他方、第二次世界大戦後1949年に開始された緊急失業対策事業については、1970年代から1980年代にかけてその打ち切り策が講じられた。この失対事業に従事してきた労働者を組織する全日本自由労働組合(全日自労、1980年以降全日自労建設一般労働組合=建設一般全日自労、さらに1999年以降は全日本建設交運一般労働組合=建交労)は、組合員の高齢化あるいは高齢者の就職難が進むなかで、新たに制定された中高年齢者雇用促進法や雇用保険法のもとで、失対事業の拡充・活用と高齢者就労事業の創設を要求して活動した。その結果、高齢者の就労事業を実施した自治体は1973年の段階で48市町村、1980年には87事業団におよび、これらの事業は大別して自治体による直轄事業、委託事業、事業団方式などの形態をとっていた。
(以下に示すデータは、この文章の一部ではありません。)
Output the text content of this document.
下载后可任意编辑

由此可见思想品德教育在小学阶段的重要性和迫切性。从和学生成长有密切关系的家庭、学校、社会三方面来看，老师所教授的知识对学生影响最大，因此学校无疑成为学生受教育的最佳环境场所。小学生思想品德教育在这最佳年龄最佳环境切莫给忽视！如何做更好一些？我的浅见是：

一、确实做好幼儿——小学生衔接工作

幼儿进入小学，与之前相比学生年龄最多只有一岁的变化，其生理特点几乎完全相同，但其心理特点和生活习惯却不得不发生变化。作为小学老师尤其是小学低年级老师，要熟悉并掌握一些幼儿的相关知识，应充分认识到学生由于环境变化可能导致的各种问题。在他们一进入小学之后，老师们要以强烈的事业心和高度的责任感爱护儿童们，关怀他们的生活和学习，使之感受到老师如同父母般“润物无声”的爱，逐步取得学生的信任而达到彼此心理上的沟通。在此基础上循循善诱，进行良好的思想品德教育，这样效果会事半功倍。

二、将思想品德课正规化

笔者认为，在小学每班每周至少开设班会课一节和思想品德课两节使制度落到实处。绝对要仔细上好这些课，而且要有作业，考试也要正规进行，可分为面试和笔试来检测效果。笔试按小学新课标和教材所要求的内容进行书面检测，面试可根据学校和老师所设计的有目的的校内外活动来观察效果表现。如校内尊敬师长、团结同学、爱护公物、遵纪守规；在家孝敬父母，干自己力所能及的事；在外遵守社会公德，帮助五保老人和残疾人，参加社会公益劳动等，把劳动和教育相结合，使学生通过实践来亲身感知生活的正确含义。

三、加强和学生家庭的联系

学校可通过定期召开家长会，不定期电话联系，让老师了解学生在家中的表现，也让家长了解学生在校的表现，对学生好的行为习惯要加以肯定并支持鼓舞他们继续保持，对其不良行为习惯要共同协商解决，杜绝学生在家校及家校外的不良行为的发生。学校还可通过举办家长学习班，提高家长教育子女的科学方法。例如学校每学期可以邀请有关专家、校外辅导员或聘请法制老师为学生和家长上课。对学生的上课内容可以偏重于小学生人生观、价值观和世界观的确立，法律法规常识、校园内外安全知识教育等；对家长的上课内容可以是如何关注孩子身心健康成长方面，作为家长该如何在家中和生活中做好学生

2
東京では、1974年に高齢者就労事業振興財団による事業として運営が開始された(東京方式)。それらの性格も、高齢者の就労を主とするもの、福祉対策を主とするもの、あるいは生きがい対策とするものなどさまざまで、清掃・除草、駐輪場管理・監視、家屋修理・造園、物品製造・加工など多様な仕事を提供した。そして1979年に中高年雇用・福祉事業団全国協議会が結成され、1982年にはこの全国協議会が運営の責任を負う直轄事業団が設立された。また1980年にはこれらの事業は労働省の経費補助事業となり、初めて国の予算措置がとられ、同時に労働省の高齢者労働能力活用事業(シルバー人材センター構想)に取り入れられることになった。さらに1986年の高年齢者雇用安定法の制定に伴い、高年齢者雇用就業対策の一つに位置づけられて法制化されるに至った。
[川崎忠文]
運動の発展と事業内容
これら地域での高齢者事業団の創設に積極的に取り組んできた全日自労は、この事業団設置運動を労働者協同組合運動と位置づけ、1986年(昭和61)に先の事業団全国協議会が「労働者協同組合の全国連合会」へと改組され、1987年には全国連合会センター事業団の創設となった。こうした運動はやがて生活協同組合運動のなかから発展してきたワーカーズ・コレクティブ(社会的な活動に自主管理・運営方式でかかわる事業体)運動と結びついて、1994年からは高齢者協同組合(高齢協)づくりが始まり、2011年段階で全国35都道府県に組合が生まれ活動している。これらの高齢協の事業としては、デイケアセンター事業、環境保全・資源リサイクル養鶏事業、自分史出版事業、高齢者農園事業、ミニデイケアサービス事業などの取組みがなされている。